Ralph was in high spirits. Having the material for nothing, and water in abundance, he was able to manufacture his concrete even cheaper than he had calculated. In fact, his profits were so good that he increased the wages of his hands all round, and got more work out of them in consequence.
Robert Telfer, however, who was much more of a man of the world than Ralph, was by no means satisfied with the condition of affairs. He foresaw contingencies that never occurred to the younger man.
"Look here," he said to Ralph one day, "you ought to turn out much more stuff than you are doing."
"Impossible," Ralph answered. "I have so many men at work that they are getting in each other's way as it is."
"But why not double your shifts? Let one lot get in at six and break off at two, and the second come in at two and leave off at ten."
"I never thought of that," Ralph answered.
"Well, you take my advice.

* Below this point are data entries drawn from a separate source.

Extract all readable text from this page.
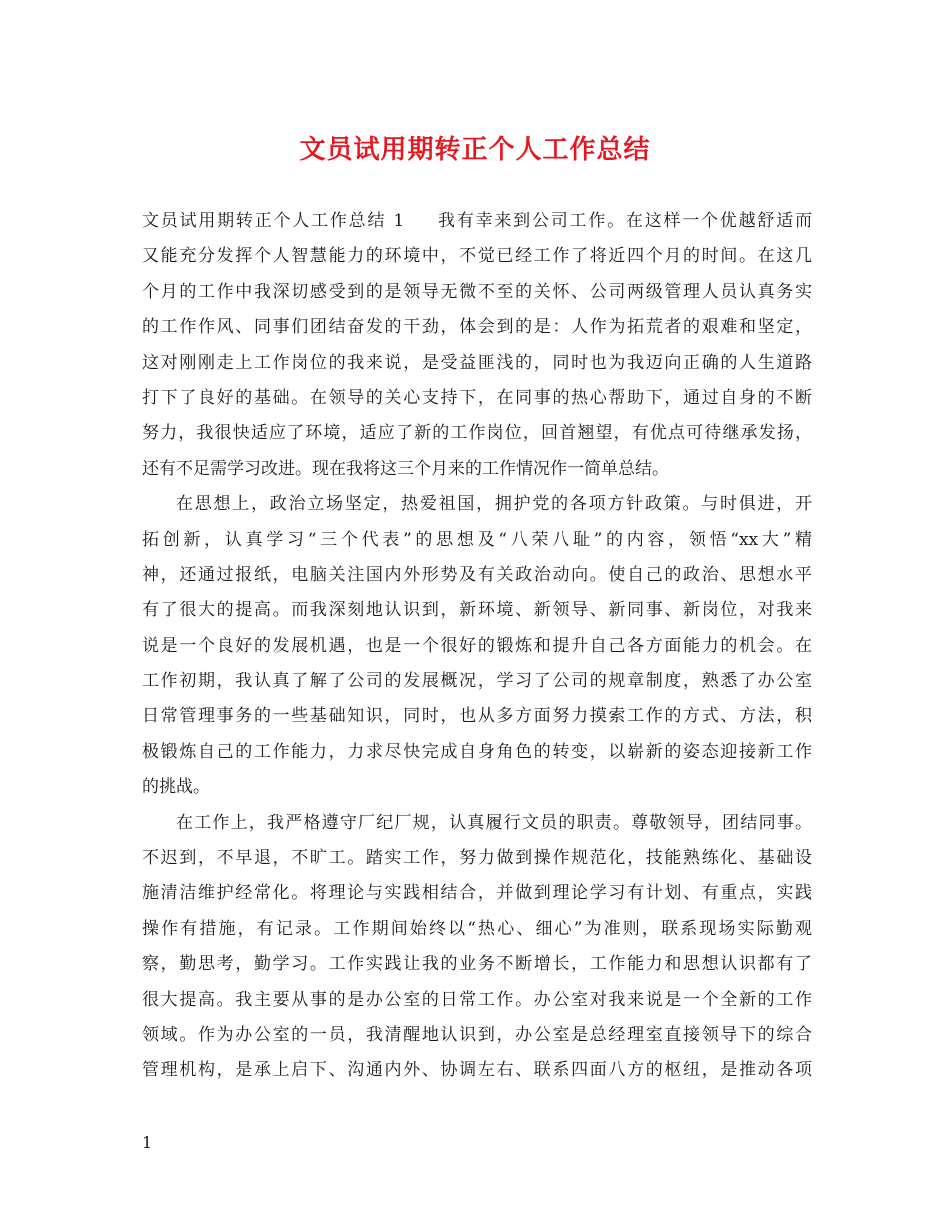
文员试用期转正个人工作总结
文员试用期转正个人工作总结 1 我有幸来到公司工作。在这样一个优越舒适而
又能充分发挥个人智慧能力的环境中，不觉已经工作了将近四个月的时间。在这几
个月的工作中我深切感受到的是领导无微不至的关怀、公司两级管理人员认真务实
的工作作风、同事们团结奋发的干劲，体会到的是：人作为拓荒者的艰难和坚定，
这对刚刚走上工作岗位的我来说，是受益匪浅的，同时也为我迈向正确的人生道路
打下了良好的基础。在领导的关心支持下，在同事的热心帮助下，通过自身的不断
努力，我很快适应了环境，适应了新的工作岗位，回首翘望，有优点可待继承发扬，
还有不足需学习改进。现在我将这三个月来的工作情况作一简单总结。
在思想上，政治立场坚定，热爱祖国，拥护党的各项方针政策。与时俱进，开
拓创新，认真学习“三个代表”的思想及“八荣八耻”的内容，领悟“xx大”精
神，还通过报纸，电脑关注国内外形势及有关政治动向。使自己的政治、思想水平
有了很大的提高。而我深刻地认识到，新环境、新领导、新同事、新岗位，对我来
说是一个良好的发展机遇，也是一个很好的锻炼和提升自己各方面能力的机会。在
工作初期，我认真了解了公司的发展概况，学习了公司的规章制度，熟悉了办公室
日常管理事务的一些基础知识，同时，也从多方面努力摸索工作的方式、方法，积
极锻炼自己的工作能力，力求尽快完成自身角色的转变，以崭新的姿态迎接新工作
的挑战。
在工作上，我严格遵守厂纪厂规，认真履行文员的职责。尊敬领导，团结同事。
不迟到，不早退，不旷工。踏实工作，努力做到操作规范化，技能熟练化、基础设
施清洁维护经常化。将理论与实践相结合，并做到理论学习有计划、有重点，实践
操作有措施，有记录。工作期间始终以“热心、细心”为准则，联系现场实际勤观
察，勤思考，勤学习。工作实践让我的业务不断增长，工作能力和思想认识都有了
很大提高。我主要从事的是办公室的日常工作。办公室对我来说是一个全新的工作
领域。作为办公室的一员，我清醒地认识到，办公室是总经理室直接领导下的综合
管理机构，是承上启下、沟通内外、协调左右、联系四面八方的枢纽，是推动各项
1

There's an old proverb, you know, about making hay while the sun shines."
"But the sun will shine as long as you take my concrete."
"Don't be too sure of that."
"How?" Ralph said, glancing up with questioning eyes.
"The raw material may give out."
Ralph laughed.
"Why, there's stuff enough to last a hundred years," he said.
"That may be; but don't be too sure that you will be allowed to use it."
"Do you mean to suggest that the company will attempt to go behind their agreement?"
"More unlikely things have happened."
"Then you have heard something?"
"Nothing very definite. But some of the shareholders are angry at seeing you make money."
"But the stuff has been lying waste for generations, and accumulating year by year. They rather gain than lose by letting me use it up."
"But some of them are asking why they cannot use it themselves."
"Well, let them if they know how."
"You have patented your discovery?"
"I have tried, but our patent laws are an outrage."
"Exactly. And, after all, there's not much mystery in concrete."